12.2 Furthermore we may share personal data if we are required to do so by law, court order or if withholding such personal data would hinder any ongoing legal investigation.

12.3 We aim to host and store personal data within the EU/EEA. If personal data is transferred outside the EU/EEA (for example, due to the use of global service providers), we will implement appropriate safeguards such as the EU Standard Contractual Clauses where required.

13. Your rights

13.1 We are responsible for your personal data being processed in accordance with applicable legislation.

13.2 Upon your request, or at our own initiative, we will correct, de-identify, delete or complete any information that has been found to be wrongful, incomplete or misleading.

13.3 You have the right to demand access to your personal data. This means that you have the right to demand transcripts regarding the processing that we have maintained over your personal data. You also have the right to receive a copy of the personal data that are being processed, the purpose of the storage and processing as well as to whom said information has been made accessible. You also have, the right to be informed of the period of time in which the personal data will be stored and what criteria we have used to determine said period of time.

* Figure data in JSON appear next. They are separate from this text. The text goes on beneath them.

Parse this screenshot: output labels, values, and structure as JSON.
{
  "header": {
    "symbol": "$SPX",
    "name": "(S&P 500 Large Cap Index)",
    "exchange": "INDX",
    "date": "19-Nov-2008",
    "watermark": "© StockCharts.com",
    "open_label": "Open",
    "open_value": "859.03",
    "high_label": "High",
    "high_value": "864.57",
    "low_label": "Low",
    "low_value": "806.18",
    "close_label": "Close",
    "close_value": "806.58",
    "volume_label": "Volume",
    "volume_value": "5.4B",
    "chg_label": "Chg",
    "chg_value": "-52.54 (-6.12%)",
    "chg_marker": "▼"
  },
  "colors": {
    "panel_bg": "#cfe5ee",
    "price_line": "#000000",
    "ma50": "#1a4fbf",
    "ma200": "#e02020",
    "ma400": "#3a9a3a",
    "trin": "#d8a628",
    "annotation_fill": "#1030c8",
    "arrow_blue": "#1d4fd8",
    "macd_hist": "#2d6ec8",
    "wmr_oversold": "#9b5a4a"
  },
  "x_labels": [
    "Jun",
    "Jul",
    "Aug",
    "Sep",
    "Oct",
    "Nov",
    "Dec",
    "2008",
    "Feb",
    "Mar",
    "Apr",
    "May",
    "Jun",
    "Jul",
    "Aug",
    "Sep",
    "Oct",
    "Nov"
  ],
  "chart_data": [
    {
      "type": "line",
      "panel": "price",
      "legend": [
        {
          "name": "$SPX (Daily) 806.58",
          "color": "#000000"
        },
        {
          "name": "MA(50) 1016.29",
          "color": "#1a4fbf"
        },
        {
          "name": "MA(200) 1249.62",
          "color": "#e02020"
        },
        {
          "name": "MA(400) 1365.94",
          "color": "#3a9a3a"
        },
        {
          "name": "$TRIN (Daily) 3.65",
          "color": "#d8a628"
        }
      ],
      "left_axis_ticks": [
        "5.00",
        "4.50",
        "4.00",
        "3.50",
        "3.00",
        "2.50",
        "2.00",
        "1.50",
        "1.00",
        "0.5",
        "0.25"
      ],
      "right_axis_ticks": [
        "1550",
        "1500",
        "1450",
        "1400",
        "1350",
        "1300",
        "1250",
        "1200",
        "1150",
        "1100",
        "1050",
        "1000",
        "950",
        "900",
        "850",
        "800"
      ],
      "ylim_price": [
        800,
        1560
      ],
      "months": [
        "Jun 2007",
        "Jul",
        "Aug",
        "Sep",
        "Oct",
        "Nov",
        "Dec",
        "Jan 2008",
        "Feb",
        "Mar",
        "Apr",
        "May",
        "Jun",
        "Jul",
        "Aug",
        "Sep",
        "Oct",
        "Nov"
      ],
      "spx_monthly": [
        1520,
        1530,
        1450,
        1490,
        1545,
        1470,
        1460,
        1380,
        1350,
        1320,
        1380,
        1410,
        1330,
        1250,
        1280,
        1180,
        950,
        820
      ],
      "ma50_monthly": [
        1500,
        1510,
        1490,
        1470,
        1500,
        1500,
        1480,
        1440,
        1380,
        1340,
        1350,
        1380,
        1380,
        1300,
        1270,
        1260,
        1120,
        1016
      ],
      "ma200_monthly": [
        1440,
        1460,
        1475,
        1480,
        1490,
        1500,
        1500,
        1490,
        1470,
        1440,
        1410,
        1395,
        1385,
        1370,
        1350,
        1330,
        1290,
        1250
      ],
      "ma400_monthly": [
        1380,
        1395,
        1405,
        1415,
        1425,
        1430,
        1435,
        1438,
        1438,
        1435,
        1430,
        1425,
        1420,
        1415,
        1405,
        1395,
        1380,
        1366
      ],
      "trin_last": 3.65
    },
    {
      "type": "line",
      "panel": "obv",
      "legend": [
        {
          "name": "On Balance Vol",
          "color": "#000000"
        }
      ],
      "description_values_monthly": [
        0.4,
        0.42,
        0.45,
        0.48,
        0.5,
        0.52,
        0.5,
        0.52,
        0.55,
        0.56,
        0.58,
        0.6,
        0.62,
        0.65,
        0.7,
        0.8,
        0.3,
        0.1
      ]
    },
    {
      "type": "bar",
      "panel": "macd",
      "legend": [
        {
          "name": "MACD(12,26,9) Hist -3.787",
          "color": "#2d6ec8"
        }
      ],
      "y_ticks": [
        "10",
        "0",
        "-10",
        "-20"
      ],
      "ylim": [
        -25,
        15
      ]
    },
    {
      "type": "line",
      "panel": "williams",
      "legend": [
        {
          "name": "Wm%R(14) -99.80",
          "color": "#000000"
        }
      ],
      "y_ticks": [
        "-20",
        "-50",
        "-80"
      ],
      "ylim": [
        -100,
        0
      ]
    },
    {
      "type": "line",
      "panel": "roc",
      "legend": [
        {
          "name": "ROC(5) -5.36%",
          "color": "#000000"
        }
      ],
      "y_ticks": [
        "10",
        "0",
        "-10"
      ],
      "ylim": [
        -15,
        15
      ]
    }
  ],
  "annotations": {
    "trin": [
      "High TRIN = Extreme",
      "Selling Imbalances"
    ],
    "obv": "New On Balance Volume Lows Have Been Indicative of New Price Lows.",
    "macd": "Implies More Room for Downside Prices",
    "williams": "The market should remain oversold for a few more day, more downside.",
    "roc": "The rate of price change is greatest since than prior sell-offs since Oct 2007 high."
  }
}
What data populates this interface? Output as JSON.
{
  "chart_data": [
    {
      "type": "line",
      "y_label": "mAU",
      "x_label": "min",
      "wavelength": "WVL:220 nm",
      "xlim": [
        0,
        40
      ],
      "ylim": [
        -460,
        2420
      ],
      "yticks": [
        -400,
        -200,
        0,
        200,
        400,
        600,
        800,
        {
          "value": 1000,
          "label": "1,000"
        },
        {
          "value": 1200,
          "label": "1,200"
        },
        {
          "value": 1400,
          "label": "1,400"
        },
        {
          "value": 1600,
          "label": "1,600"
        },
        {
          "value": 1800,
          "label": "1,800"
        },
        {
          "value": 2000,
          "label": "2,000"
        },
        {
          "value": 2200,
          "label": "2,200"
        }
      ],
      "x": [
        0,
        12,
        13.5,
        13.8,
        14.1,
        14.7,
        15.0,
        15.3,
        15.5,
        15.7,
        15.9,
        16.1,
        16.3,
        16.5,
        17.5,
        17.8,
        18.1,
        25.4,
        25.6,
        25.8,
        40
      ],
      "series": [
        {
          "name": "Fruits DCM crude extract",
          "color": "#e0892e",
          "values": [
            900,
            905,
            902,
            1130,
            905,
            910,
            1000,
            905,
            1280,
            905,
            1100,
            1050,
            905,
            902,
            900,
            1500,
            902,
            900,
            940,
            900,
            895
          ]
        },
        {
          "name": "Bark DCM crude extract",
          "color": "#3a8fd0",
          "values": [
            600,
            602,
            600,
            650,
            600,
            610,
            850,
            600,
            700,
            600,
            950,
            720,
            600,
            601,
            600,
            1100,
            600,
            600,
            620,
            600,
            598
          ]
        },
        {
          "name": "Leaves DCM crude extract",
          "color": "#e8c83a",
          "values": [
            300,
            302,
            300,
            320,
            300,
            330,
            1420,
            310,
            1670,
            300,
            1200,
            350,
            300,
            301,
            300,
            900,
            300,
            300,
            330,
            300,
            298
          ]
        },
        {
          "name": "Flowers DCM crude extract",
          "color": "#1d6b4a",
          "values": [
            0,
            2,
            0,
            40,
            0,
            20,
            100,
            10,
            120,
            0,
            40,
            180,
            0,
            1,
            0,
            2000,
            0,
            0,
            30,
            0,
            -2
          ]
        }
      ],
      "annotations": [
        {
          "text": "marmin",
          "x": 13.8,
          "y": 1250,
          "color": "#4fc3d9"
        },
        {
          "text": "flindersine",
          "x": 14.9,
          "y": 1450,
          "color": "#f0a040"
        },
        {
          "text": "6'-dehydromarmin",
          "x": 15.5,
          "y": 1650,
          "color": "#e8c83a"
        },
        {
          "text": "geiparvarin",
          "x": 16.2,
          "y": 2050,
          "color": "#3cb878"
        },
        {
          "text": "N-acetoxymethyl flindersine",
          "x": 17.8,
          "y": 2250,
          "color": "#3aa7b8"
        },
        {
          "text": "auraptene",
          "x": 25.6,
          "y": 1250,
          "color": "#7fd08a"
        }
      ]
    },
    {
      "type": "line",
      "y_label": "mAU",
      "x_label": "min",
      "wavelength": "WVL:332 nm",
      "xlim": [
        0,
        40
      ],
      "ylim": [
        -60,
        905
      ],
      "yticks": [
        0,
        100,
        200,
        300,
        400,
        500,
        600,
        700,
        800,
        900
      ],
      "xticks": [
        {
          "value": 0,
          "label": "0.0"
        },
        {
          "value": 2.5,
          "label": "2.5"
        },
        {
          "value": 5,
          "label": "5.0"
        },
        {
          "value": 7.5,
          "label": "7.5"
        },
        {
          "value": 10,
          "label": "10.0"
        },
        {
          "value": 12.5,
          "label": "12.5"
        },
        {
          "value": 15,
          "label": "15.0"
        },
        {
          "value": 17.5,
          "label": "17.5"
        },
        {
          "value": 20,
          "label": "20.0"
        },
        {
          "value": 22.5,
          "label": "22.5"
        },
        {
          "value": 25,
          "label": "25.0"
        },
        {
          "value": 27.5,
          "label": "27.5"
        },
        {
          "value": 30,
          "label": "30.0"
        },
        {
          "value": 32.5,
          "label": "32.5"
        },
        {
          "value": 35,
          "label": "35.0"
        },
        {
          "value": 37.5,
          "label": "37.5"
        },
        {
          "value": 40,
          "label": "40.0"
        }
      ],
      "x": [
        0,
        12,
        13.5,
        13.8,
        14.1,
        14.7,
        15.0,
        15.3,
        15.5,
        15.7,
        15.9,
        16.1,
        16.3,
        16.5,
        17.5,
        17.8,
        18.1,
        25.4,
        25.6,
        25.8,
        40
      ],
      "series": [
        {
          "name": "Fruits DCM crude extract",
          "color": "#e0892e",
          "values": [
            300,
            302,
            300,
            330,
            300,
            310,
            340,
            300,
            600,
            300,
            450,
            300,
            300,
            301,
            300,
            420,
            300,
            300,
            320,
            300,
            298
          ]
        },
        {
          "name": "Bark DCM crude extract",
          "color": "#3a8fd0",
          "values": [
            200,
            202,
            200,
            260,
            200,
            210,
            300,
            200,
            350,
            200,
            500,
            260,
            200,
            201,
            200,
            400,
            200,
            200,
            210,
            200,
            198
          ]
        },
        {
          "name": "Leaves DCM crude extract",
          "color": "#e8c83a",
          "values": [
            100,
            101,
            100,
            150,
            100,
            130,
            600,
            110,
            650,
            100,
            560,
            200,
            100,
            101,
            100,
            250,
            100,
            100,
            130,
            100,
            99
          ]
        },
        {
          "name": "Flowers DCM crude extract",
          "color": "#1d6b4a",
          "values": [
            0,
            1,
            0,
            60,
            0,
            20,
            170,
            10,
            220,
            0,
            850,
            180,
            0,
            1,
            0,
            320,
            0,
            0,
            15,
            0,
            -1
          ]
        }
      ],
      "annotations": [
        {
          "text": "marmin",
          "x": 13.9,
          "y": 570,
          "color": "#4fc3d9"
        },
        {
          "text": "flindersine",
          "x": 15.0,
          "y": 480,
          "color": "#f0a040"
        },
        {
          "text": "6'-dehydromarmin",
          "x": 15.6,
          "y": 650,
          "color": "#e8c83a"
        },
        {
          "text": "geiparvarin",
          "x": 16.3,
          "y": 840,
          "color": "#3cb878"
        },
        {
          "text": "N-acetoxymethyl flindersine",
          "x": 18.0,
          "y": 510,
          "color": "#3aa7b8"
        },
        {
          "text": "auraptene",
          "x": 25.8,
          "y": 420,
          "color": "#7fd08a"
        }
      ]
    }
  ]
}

13.4 You have the right of correction of your personal data. We will, upon your request and as quickly as possible correct the incorrect or incomplete personal data we process in regard to you.

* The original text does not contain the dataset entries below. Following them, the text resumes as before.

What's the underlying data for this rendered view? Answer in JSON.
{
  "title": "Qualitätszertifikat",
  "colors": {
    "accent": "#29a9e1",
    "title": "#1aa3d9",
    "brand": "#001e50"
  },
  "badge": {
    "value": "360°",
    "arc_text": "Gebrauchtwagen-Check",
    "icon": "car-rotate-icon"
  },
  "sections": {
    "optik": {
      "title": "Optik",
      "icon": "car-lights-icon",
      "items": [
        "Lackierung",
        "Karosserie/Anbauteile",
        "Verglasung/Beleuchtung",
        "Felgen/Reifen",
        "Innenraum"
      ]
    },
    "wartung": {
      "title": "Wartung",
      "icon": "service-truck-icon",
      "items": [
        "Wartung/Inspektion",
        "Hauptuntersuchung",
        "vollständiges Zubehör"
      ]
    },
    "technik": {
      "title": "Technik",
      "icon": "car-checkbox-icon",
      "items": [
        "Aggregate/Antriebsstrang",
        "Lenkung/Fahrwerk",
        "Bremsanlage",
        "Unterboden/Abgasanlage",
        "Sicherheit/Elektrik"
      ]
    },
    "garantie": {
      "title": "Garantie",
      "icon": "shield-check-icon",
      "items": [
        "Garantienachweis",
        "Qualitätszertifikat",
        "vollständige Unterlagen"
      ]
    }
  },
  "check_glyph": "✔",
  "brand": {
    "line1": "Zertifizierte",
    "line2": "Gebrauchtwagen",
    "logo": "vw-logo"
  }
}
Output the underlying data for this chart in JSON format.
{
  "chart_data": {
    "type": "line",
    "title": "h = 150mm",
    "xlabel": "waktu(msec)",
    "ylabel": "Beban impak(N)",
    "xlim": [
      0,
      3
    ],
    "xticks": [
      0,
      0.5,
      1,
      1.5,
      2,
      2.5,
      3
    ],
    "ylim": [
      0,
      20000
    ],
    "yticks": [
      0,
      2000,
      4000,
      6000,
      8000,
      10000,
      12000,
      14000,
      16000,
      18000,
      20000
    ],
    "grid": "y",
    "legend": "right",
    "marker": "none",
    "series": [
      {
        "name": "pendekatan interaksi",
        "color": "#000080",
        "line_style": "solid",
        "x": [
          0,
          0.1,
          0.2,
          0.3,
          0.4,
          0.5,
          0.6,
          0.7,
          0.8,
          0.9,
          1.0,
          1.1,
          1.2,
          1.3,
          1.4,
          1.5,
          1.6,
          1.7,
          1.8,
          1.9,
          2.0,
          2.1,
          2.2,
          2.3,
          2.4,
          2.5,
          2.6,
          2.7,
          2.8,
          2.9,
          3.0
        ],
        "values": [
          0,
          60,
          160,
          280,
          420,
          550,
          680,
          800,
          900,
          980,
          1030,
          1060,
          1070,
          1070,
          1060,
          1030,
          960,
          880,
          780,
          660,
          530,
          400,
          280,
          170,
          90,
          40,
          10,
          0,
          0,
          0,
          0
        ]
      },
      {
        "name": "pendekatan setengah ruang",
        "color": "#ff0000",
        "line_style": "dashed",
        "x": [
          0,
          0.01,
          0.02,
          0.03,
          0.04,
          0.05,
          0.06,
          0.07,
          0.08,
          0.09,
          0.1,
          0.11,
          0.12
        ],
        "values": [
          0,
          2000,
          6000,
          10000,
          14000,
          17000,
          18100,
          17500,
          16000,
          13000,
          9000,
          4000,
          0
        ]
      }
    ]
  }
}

13.5 You have the right to demand deletion of your personal data. This means that you have the right to demand that your personal data is removed if it is no longer necessary for the objectives for which it was gathered. There may exist legal requirements stating that we may not immediately delete personal data (for example in terms of auditing and taxation related legislation). We will in any such case cease the processing being done for any other reasons than to adhere to the legislation of GDPR.

13.6 You have the right to object to any processing of personal data that is carried out on a lawful basis of weighing of interests. If you object to such processing, we will only continue the processing if there are legitimate reasons for the processing that outweigh your interests.

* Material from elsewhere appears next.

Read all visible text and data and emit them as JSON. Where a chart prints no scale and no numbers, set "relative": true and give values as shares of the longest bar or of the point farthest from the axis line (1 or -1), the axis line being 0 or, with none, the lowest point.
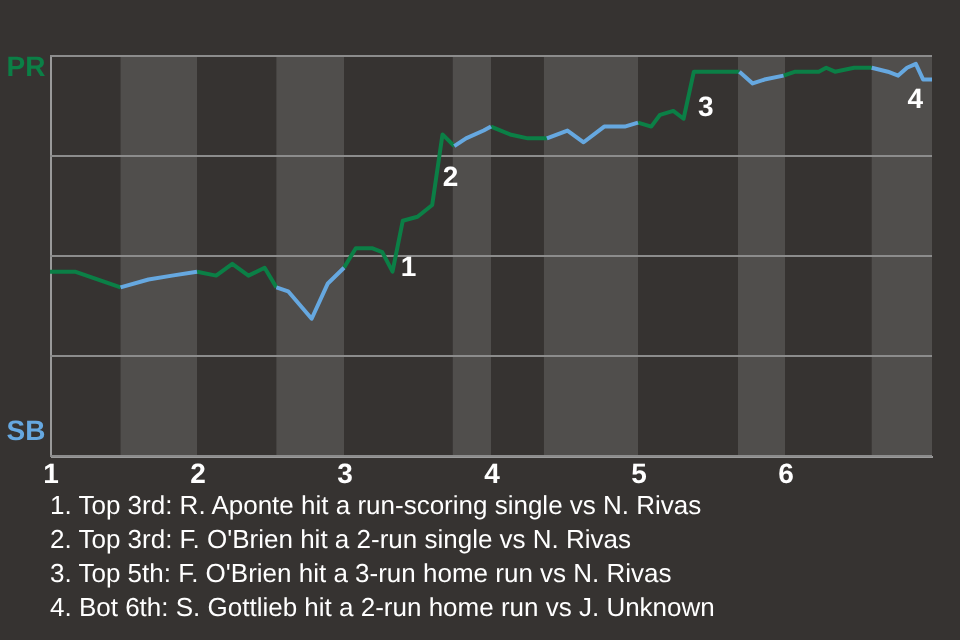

13.7 If you do not want us to process your personal data for direct marketing, you always have the right to object to such processing. This is done either by unregistering in each specific email or by sending us an email at info@qlero.io. When we have received your objection, we will cease the processing of personal data for any such marketing. You also have the right to report our processing of your personal data to any public authority responsible for monitoring the application of the GDPR, for example The Swedish Authority for Privacy Protection (IMY). However, we do recommend that you contact us first so that we can try solving the matter in a more efficient and timely manner.

14. Changes to this policy

We reserve the right to make amendments to this Privacy Policy from time to time. The date for the latest amendment is stated at the end of this Privacy Policy. If we make any amendments to the Privacy Policy, we will publish these amendments on our website. You are therefore recommended to read this Privacy Policy regularly to view any potential amendments.

15. Contact

Qlero AB (company reg. no. 559496-7654) is the Data Processor for the processing of your personal data. If you would like to have additional information on how your personal data is handled, please contact us through a written and personally signed request sent to:

Qlero AB

Sibyllegatan 17, 114 42 Stockholm

Sweden

To ensure that personal data is not disclosed to unauthorized persons, we may request additional information to verify your identity before responding to your request.